The circulating gonadotrophic hormone is closely associated with ovulation and release of egg. By increasing the concentration of this hormone, more ovarian follicles can be induced to ripen and produce more eggs. This process, known as superovulation or multiple ovulations may yield not less than 8-10 eggs at a time. Some animal breeders were successful in super ovulating animals to yield as many as 60 eggs at a time. This largely depends on the breed, nutrition and health of the animal, besides the environmental factors.
By administering prostaglandin F2a (PGF2a) and follicle stimulating hormone (FSH), estrous can be induced. Artificial insemination is carried out in the super ovulated females. Al is preferred to natural mating, since the purpose of superovulation is to genetically improve the progeny. As the eggs are fertilized, they undergo development to form embryos (Fig. 18.1).

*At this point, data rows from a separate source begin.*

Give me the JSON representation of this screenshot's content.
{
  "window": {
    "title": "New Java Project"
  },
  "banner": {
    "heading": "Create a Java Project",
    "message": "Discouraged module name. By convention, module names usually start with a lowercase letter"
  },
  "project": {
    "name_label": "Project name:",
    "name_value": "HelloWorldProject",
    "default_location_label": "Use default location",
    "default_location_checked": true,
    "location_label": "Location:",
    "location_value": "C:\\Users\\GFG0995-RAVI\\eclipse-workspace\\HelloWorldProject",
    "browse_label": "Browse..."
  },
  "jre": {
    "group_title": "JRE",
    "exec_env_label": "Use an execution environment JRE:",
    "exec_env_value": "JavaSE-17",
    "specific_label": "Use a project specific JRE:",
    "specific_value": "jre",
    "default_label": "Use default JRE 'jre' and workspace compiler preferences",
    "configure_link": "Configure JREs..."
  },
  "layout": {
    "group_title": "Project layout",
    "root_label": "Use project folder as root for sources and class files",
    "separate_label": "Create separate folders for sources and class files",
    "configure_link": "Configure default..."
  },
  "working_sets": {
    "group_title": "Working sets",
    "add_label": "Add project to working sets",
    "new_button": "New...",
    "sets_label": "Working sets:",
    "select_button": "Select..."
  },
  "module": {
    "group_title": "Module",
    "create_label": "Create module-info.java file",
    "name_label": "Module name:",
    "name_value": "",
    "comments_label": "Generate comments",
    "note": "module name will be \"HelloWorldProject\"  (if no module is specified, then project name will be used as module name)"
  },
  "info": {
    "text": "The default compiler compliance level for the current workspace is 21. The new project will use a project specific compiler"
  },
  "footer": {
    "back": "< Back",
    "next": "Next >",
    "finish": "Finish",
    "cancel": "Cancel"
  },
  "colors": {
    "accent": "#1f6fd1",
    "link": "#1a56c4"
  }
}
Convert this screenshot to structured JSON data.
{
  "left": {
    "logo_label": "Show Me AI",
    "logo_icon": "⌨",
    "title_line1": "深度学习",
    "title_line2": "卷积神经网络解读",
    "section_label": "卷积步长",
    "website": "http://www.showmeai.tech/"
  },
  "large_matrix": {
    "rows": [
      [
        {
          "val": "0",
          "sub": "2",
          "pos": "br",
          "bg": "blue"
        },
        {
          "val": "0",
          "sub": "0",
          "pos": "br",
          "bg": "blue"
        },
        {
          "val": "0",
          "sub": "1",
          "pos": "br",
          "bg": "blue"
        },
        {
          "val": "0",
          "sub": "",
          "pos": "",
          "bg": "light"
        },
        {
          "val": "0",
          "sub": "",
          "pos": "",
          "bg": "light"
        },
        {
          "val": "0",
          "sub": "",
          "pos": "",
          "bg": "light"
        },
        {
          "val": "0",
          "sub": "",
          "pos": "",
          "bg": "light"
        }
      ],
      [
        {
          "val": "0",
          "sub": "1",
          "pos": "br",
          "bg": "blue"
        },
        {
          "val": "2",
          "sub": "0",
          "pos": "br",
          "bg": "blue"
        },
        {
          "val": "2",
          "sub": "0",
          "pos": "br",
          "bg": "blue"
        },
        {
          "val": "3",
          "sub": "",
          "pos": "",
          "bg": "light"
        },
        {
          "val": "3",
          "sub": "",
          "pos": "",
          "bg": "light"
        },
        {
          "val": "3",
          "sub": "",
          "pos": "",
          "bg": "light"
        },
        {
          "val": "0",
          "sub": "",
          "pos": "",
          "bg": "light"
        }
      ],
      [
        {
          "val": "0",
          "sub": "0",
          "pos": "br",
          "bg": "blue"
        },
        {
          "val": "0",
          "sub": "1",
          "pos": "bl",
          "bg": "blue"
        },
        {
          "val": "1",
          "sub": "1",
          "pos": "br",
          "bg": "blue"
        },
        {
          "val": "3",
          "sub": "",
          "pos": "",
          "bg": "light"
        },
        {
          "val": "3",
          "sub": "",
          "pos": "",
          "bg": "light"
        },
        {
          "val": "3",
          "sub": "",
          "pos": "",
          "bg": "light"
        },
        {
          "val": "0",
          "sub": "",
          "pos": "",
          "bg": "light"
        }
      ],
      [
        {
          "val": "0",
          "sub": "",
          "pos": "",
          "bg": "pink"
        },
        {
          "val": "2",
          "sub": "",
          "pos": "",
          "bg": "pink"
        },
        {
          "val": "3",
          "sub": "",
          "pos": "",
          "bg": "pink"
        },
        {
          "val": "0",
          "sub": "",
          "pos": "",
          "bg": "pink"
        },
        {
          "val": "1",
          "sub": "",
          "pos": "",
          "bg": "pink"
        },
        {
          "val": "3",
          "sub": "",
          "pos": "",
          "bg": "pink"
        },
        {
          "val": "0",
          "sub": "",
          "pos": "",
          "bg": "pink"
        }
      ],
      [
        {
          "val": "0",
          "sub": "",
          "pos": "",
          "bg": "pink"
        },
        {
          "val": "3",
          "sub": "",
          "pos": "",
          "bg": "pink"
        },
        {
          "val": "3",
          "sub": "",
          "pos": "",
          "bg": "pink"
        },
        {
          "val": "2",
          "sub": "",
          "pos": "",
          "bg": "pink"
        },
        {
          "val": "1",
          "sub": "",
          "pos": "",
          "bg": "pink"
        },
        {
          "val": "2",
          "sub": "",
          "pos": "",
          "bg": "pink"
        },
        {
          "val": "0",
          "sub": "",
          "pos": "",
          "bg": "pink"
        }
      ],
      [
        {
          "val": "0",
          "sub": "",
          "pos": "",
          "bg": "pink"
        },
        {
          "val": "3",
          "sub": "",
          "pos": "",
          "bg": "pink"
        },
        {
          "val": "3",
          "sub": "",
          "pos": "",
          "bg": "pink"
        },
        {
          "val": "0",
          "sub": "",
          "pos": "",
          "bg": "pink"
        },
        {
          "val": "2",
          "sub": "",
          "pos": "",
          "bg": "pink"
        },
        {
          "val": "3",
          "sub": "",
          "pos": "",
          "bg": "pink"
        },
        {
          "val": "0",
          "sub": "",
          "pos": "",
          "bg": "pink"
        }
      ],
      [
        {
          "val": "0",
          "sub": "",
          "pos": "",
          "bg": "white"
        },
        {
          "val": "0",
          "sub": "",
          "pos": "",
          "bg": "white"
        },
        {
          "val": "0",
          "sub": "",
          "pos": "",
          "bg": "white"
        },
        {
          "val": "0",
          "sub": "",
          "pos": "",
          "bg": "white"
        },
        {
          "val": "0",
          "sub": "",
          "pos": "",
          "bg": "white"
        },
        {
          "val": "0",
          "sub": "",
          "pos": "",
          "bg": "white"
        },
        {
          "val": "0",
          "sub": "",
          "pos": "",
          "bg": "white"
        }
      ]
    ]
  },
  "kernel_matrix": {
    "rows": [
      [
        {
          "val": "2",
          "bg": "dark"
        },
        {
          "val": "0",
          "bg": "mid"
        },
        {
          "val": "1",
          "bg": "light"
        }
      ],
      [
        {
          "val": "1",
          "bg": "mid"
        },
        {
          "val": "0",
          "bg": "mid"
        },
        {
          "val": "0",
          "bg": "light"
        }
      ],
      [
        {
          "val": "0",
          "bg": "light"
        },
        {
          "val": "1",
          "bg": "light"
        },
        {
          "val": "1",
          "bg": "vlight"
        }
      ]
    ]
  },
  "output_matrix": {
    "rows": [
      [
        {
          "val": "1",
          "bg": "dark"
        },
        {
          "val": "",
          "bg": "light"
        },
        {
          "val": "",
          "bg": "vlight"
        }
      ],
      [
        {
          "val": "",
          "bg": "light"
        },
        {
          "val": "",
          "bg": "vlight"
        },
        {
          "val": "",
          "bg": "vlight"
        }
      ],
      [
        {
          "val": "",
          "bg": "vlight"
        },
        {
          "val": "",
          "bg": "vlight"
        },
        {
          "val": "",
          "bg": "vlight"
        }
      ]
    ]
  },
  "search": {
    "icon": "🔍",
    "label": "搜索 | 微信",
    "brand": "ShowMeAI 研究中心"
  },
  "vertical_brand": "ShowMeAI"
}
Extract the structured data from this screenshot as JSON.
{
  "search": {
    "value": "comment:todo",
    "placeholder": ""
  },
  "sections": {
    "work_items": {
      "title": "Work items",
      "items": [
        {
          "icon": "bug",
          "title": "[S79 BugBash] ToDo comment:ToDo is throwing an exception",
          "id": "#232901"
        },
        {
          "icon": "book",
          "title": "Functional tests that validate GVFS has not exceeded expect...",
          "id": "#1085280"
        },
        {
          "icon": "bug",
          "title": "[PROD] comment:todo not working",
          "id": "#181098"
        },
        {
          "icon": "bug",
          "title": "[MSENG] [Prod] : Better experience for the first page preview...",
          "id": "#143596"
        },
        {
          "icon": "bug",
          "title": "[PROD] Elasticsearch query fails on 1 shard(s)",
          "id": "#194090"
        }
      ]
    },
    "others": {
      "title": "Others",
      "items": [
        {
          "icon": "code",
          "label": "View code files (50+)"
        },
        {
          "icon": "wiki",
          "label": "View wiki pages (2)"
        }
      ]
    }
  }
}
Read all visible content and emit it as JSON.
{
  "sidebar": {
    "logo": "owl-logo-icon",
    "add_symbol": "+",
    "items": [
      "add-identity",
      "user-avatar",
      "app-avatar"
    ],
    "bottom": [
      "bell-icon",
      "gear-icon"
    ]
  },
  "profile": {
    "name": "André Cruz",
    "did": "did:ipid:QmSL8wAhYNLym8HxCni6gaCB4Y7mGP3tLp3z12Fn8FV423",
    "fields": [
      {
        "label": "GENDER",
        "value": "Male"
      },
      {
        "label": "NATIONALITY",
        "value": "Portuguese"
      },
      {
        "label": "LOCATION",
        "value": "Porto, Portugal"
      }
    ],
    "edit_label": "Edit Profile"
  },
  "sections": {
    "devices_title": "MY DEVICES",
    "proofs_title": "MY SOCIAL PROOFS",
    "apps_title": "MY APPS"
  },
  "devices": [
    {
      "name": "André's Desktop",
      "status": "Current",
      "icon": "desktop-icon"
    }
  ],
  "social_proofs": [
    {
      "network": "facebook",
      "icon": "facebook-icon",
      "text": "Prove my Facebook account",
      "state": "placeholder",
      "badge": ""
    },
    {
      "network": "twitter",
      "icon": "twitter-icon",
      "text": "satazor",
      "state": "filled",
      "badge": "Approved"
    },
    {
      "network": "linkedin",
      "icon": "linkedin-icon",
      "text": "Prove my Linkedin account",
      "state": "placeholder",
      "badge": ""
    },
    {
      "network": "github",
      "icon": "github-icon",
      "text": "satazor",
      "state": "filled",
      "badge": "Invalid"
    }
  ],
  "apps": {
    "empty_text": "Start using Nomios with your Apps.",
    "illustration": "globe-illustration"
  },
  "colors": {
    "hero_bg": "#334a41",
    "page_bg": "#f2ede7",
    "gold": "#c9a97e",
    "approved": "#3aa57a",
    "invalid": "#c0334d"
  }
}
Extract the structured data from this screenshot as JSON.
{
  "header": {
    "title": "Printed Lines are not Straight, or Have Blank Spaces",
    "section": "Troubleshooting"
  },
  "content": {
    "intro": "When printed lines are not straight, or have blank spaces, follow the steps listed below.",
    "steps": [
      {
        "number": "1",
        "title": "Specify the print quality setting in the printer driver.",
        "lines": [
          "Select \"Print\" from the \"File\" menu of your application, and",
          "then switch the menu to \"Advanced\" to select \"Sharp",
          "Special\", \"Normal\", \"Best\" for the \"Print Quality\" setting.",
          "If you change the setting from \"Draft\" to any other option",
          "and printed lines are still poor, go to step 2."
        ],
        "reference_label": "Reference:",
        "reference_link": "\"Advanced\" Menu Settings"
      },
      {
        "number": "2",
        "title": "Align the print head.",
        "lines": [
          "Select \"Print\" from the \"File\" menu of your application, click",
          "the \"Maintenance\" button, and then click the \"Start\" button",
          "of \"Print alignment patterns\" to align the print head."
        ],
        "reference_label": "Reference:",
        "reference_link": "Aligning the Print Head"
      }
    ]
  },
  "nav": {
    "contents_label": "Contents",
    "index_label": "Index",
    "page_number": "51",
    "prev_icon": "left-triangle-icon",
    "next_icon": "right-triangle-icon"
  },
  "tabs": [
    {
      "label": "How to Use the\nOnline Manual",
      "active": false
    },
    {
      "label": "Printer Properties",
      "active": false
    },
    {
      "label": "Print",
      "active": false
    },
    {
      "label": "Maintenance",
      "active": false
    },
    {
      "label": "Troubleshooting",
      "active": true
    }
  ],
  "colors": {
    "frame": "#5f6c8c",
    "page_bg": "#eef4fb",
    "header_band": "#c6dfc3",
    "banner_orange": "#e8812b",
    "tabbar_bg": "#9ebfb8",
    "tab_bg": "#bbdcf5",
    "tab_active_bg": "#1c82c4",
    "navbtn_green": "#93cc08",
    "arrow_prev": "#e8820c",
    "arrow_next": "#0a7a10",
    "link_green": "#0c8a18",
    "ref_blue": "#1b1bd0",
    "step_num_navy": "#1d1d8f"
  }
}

Multiple Ovulation with Embryo Transfer (MOET):
Sometimes, the process of multiple ovulations (superovulation described above) and embryo transfer are considered together which is referred to as MOET. The embryos developed in the super ovulated animals (described above) are recovered after 6-8 days of insemination. In case of cattle, the recovery process is easy and can be done by using a catheter. For certain animals with smaller reproductive tract, surgical procedures may be needed to expose the oviduct and recover the embryos. These embryos are examined microscopically and identified.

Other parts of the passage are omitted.